Okay you have a milion pictures (you're idea of a million of course being 500-1000 pictures). You need to start weeding out the bad stuff. Let me use an quick comparison to help put things into perspective. Imagine you're out at a five star restaurant and you've ordered a fillet mignon cooked medium rare with a horseradish butter and a side of fingerling potatoes coated and pummeled rosemary and butter with a side candied baby carrots. The meal arrives at the table and you have this perfect dish and also you have some meatloaf and a double cheeseburger with a can of chef boyardee and a handful of andy capp hot fries and a candy bar and assorted other side dishes and small meals. The idea here is that while you have all these great little things by themselves they spoil the original meal that you had. How great would that experience of the fillet mignon be if you also had candy corn and fried chicken next to it, it wouldn't make it seem as special right?
If i've totally lost you here i'll break it down again. When you pair a really good set of pictures with mediocrity it lessens the value of that picture. As a photographer if i handed someone two really great pictures accompanied by fifteen bad pictures it softens the impact i wanted to make with those two great photos. You want to show that you can shoot great pictures and do that regularly and when you present a set of photos and only two are really good out of seventeen it doesn't reflect that well on you, you might as well say it was an accident that those two came out so well.
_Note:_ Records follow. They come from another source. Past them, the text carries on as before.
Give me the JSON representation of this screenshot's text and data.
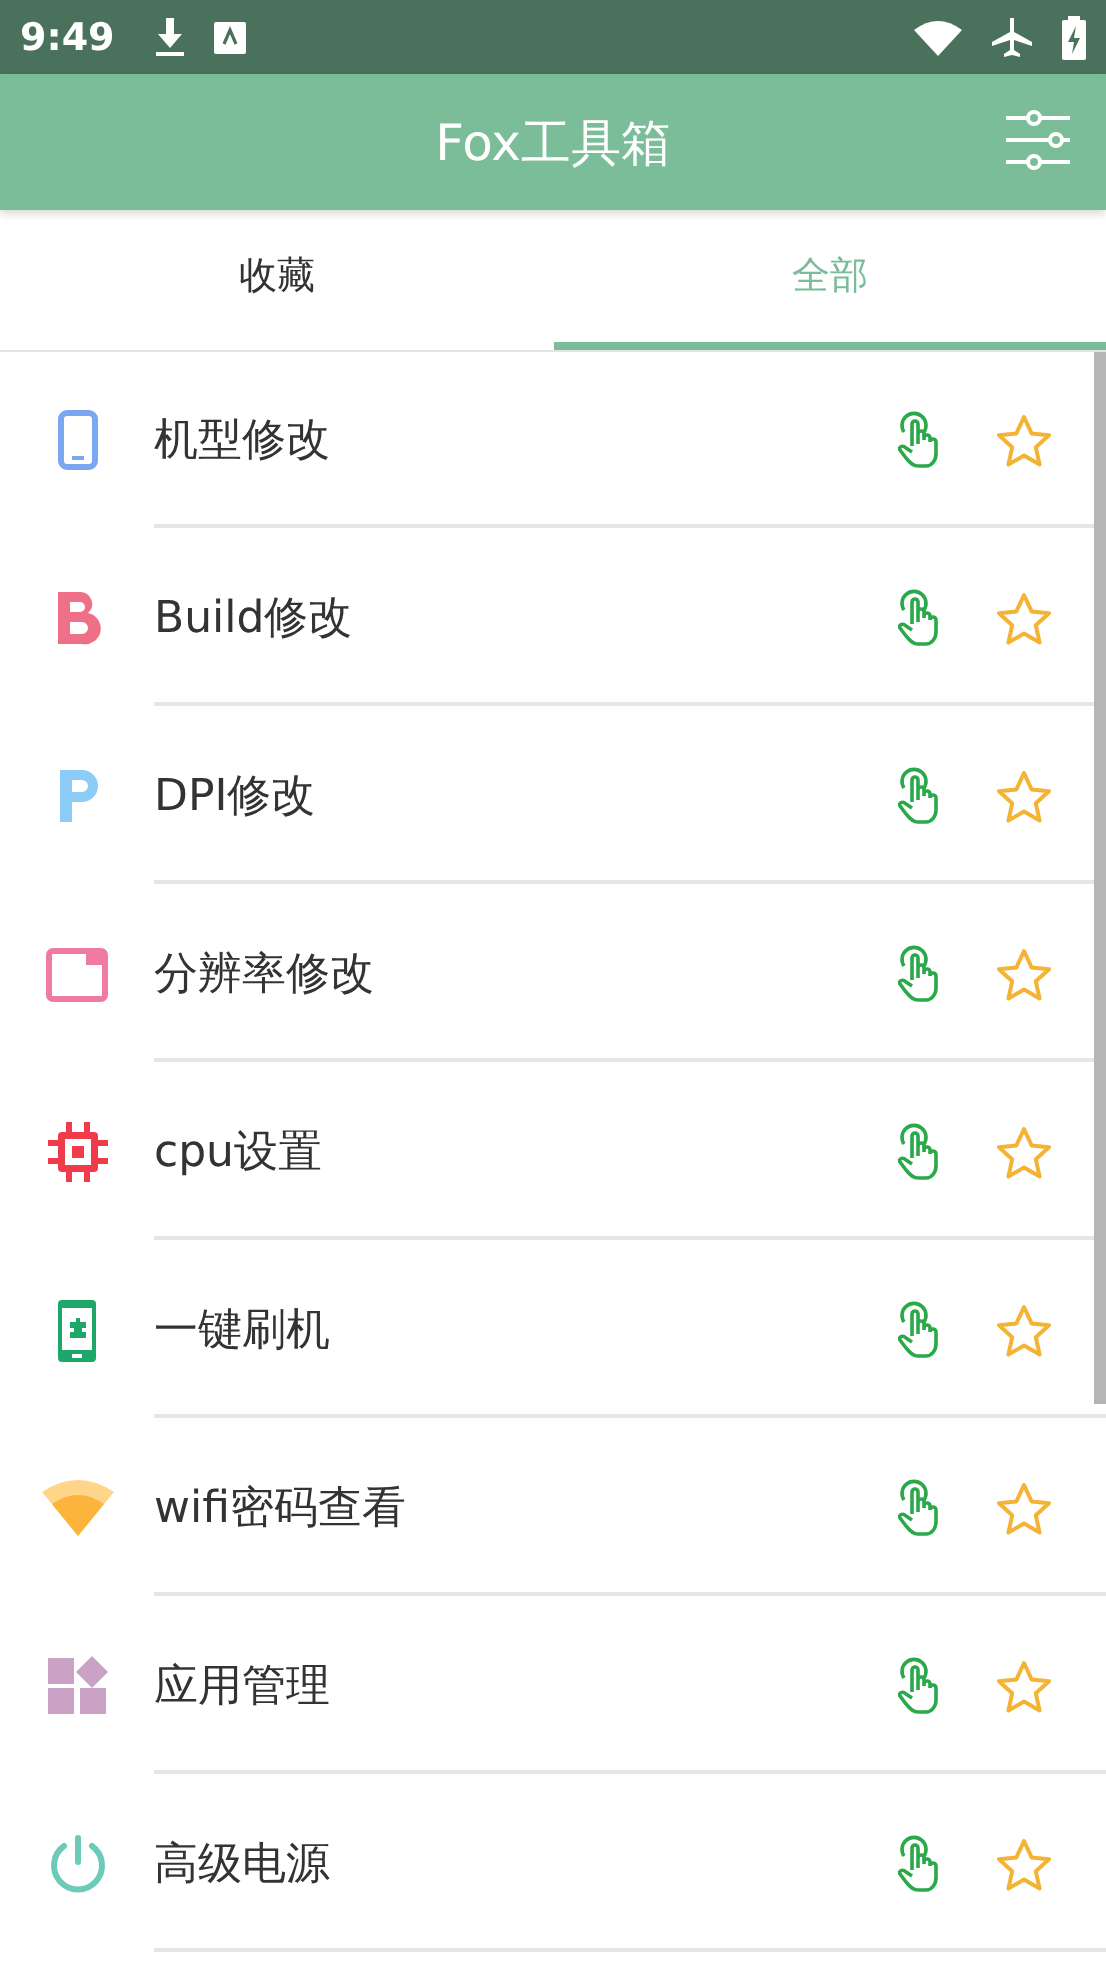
{
  "status_bar": {
    "time": "9:49"
  },
  "app_bar": {
    "title": "Fox工具箱"
  },
  "tabs": [
    {
      "label": "收藏",
      "selected": false
    },
    {
      "label": "全部",
      "selected": true
    }
  ],
  "tools": [
    {
      "kind": "phone",
      "label": "机型修改",
      "favorite": false
    },
    {
      "kind": "letter-b",
      "label": "Build修改",
      "favorite": false
    },
    {
      "kind": "letter-p",
      "label": "DPI修改",
      "favorite": false
    },
    {
      "kind": "window",
      "label": "分辨率修改",
      "favorite": false
    },
    {
      "kind": "chip",
      "label": "cpu设置",
      "favorite": false
    },
    {
      "kind": "flash",
      "label": "一键刷机",
      "favorite": false
    },
    {
      "kind": "wifi",
      "label": "wifi密码查看",
      "favorite": false
    },
    {
      "kind": "apps",
      "label": "应用管理",
      "favorite": false
    },
    {
      "kind": "power",
      "label": "高级电源",
      "favorite": false
    }
  ]
}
When looking back on your memories, your photos that you've taken try to keep the beef and get rid of the fat. I've had to do this with my own photos. I've taken a look back at pictures from disney world with my family and seen some great family photos and mixed in there are bad photos of park benches or a ride that will be there for the next 30 years that i don't care about it. I don't need a picture of a bird that was sitting on cement eating crumbs if it's framed horribly and there was no purpose behind it. You'll be much happier looking back on these photos if you see a pattern in them, family & friends or scenic location.
So stop clinging to mediocrity and start improving your archives.